Here are five textbook situations the Academy’s training will help you navigate.
Chocolate offers big, rich, sumptuous flavors, and there are plenty of wines that have those characteristics as well.
Difficulties with wine can arise thanks to the fact that chocolate contains varying amounts of sugar. For example, an intensely sweet milk chocolate will hollow out a tannic red such as a youthful Cabernet Sauvignon, making it seem thin and insipid.
Dark, bitter chocolates pair better with red wines, assuming the latter are more fruity than tannic. Zinfandel comes to mind. A Ruby Port would also work.
Bottom line: If the wine is sweeter than the decadent chocolate you hope to pair with it, then the combination likely will work.
One of the most common food held up by chefs as being incompatible with wine, asparagus, actually can work with wines that share a measure of its pungent, vegetal goodness.
The obvious choice is a brisk, grassy Sauvignon Blanc from Marlborough, New Zealand, or a more mineral Sauvignon Blanc from Sancerre, France.
Anything red and tannic will taste metallic against the unique flavor profile offered by asparagus.
Rather than intensify the green, herbal nature of asparagus, the right Sauvignon Blanc, with its attendant acidity, will take the edge off and bring it into balance.
Besides chocolate, spicy foods, from blistering Thai curries to burritos stuffed with exotic peppers, are among the most beloved in North America.
The problem is that wines high in alcohol or tannin will wreak havoc on the enjoyment of these foods. High alcohol and tannin intensify heat, which is great if you love the burn, but detrimental if you want to taste the other elements in play.
Spicy foods also emphasize the astringency of tannins in red wines, making Cabernet Sauvignon, Syrah and Barolo extremely tough partners.
The antidote to foods with corrosive (but delicious) heat? Wines with a measure of fruit and some residual sugar. Think off-dry Riesling from Australia or Gewurztraminer from Alsace.

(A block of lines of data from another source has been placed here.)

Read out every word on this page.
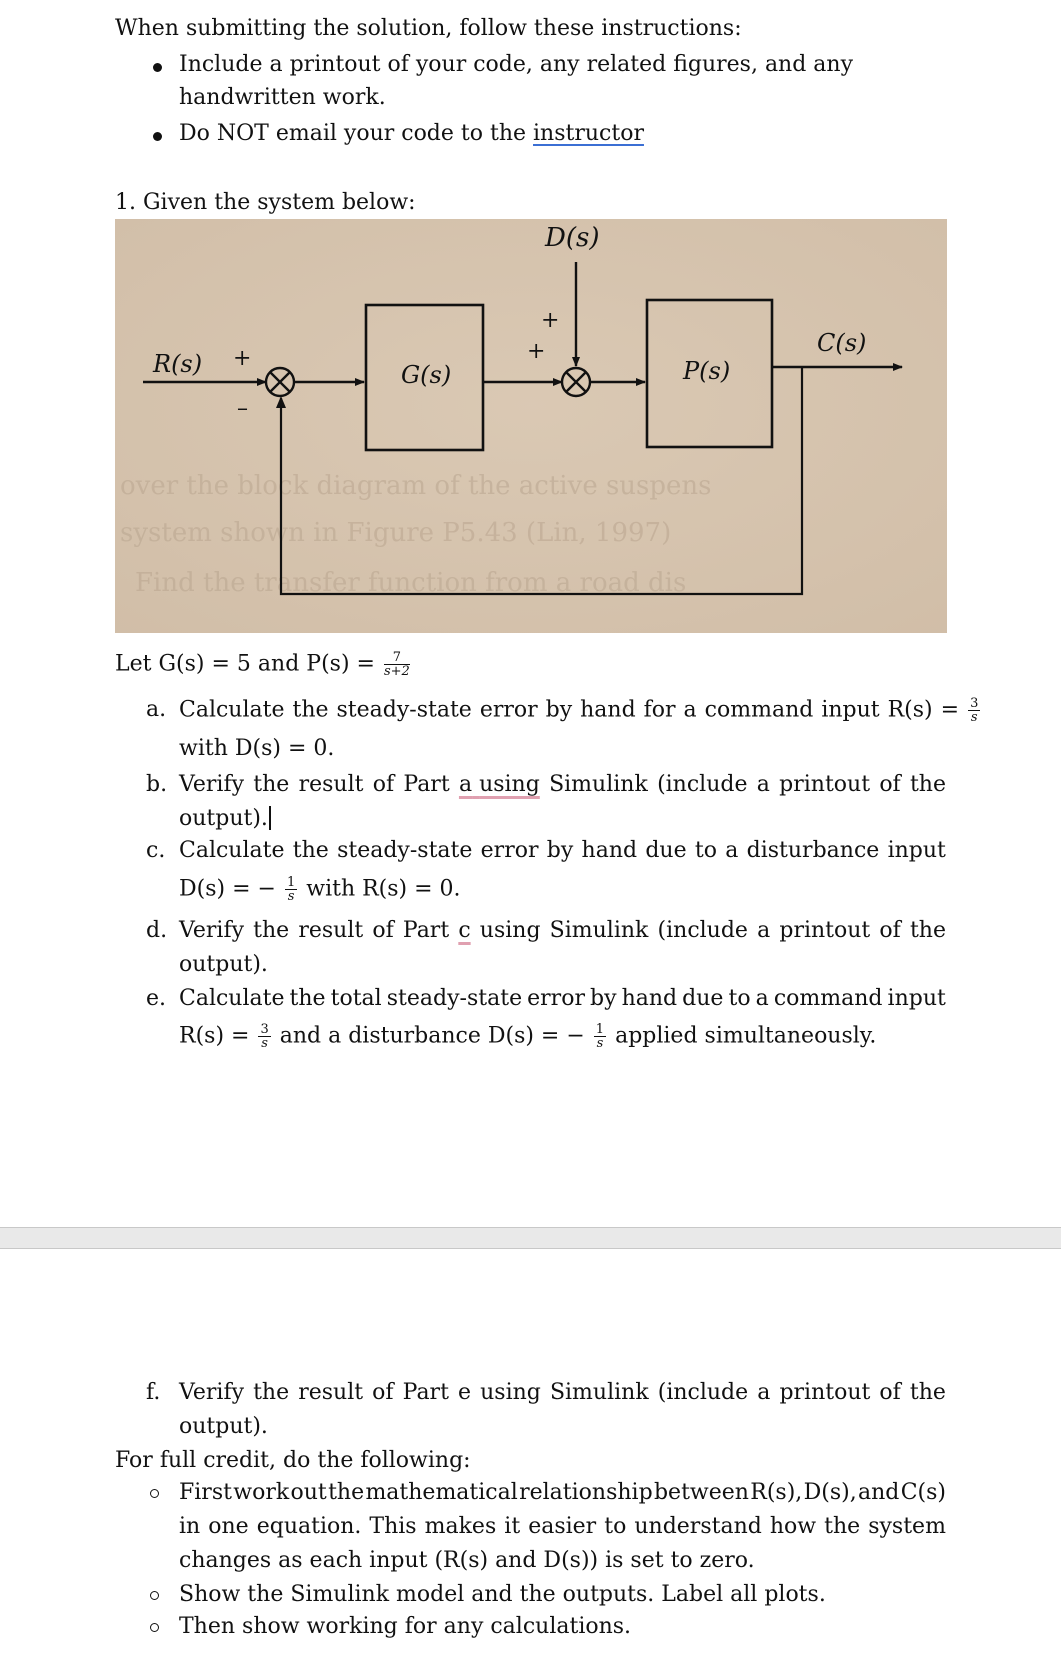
When submitting the solution, follow these instructions:
Include a printout of your code, any related figures, and any
handwritten work.
Do NOT email your code to the instructor
1. Given the system below:
over the block diagram of the active suspens
system shown in Figure P5.43 (Lin, 1997)
Find the transfer function from a road dis
R(s) +
–
G(s)
D(s)
+
+
P(s)
C(s)
Let G(s) = 5 and $P(s) = \frac{7}{s+2}$
a. Calculate the steady-state error by hand for a command input $R(s) = \frac{3}{s}$
with D(s) = 0.
b. Verify the result of Part a using Simulink (include a printout of the
output).
c. Calculate the steady-state error by hand due to a disturbance input
D(s) = − $\frac{1}{s}$ with R(s) = 0.
d. Verify the result of Part c using Simulink (include a printout of the
output).
e. Calculate the total steady-state error by hand due to a command input
$R(s) = \frac{3}{s}$ and a disturbance D(s) = − $\frac{1}{s}$ applied simultaneously.
f. Verify the result of Part e using Simulink (include a printout of the
output).
For full credit, do the following:
First work out the mathematical relationship between R(s), D(s), and C(s)
in one equation. This makes it easier to understand how the system
changes as each input (R(s) and D(s)) is set to zero.
Show the Simulink model and the outputs. Label all plots.
Then show working for any calculations.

Salads with Vinaigrette Dressing
Vinegar used to be the Achilles Heel of wine pairing, making salads dressed with balsamic or similar dressings incompatible with wines lacking the acidity to stand up to them.

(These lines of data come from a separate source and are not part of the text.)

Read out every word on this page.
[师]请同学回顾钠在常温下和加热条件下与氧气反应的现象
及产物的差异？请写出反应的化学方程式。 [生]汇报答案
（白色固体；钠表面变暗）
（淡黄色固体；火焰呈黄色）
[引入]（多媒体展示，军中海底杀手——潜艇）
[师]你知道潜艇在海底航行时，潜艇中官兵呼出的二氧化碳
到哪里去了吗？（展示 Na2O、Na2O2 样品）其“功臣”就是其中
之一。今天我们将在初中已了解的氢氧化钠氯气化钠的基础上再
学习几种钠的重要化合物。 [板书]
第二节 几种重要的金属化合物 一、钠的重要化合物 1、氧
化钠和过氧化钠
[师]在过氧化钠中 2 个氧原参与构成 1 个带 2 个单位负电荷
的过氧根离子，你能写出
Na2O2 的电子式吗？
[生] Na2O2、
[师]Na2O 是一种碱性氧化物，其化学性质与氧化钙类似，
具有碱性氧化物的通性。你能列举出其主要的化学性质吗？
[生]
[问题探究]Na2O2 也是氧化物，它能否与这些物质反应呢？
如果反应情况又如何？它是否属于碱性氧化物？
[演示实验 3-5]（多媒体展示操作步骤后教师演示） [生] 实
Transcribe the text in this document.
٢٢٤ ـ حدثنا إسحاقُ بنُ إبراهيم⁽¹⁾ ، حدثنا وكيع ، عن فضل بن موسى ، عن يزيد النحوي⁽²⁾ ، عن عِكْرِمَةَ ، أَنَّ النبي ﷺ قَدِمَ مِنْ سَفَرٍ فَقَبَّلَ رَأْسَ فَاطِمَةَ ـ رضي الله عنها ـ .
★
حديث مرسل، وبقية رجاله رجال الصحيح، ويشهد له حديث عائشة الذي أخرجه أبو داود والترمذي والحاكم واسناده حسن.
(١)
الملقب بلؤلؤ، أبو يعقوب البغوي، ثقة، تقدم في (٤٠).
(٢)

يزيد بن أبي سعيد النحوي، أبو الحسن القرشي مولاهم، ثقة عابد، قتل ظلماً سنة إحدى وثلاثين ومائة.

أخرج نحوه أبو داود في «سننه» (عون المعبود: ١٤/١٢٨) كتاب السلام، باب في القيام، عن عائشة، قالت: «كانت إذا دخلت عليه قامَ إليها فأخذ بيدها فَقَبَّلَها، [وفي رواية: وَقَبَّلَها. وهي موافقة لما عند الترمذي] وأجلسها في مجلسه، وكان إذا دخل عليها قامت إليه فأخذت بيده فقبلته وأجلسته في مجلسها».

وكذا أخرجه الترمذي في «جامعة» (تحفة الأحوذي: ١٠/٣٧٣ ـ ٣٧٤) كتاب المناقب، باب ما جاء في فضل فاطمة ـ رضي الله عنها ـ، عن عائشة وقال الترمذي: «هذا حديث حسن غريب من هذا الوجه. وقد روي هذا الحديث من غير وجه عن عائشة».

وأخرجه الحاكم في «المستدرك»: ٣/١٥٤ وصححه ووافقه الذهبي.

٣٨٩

Vinegar is sour, and as such a wine with moderate, but not piercing, acidity can work wonders.
This might sound counterintuitive: Won’t pairing an acidic wine with an acidic dressing create an unbearable sharpness or sourness? The mechanics of taste do not work with this way. A moderately acidic wine will actually balance the acidity in the dressing.
This balance would produce the following experience: A solid Chablis or Brut Champagne, for example, will quickly brighten that salad, while the vinaigrette dressing will intensify the wines’ fruit.
This is a favorite post-dinner indulgence, but sadly one of the toughest to pair with wine.
For a wine to work with an especially pungent or aged cheese, one of two things must be present: sugar or fruit.
A Sauternes or Moscato d’Asti will quickly offset but not obliterate the cheese’s pungency, making such wines perfect choices for those guests who may shy away from cheeses with these attributes.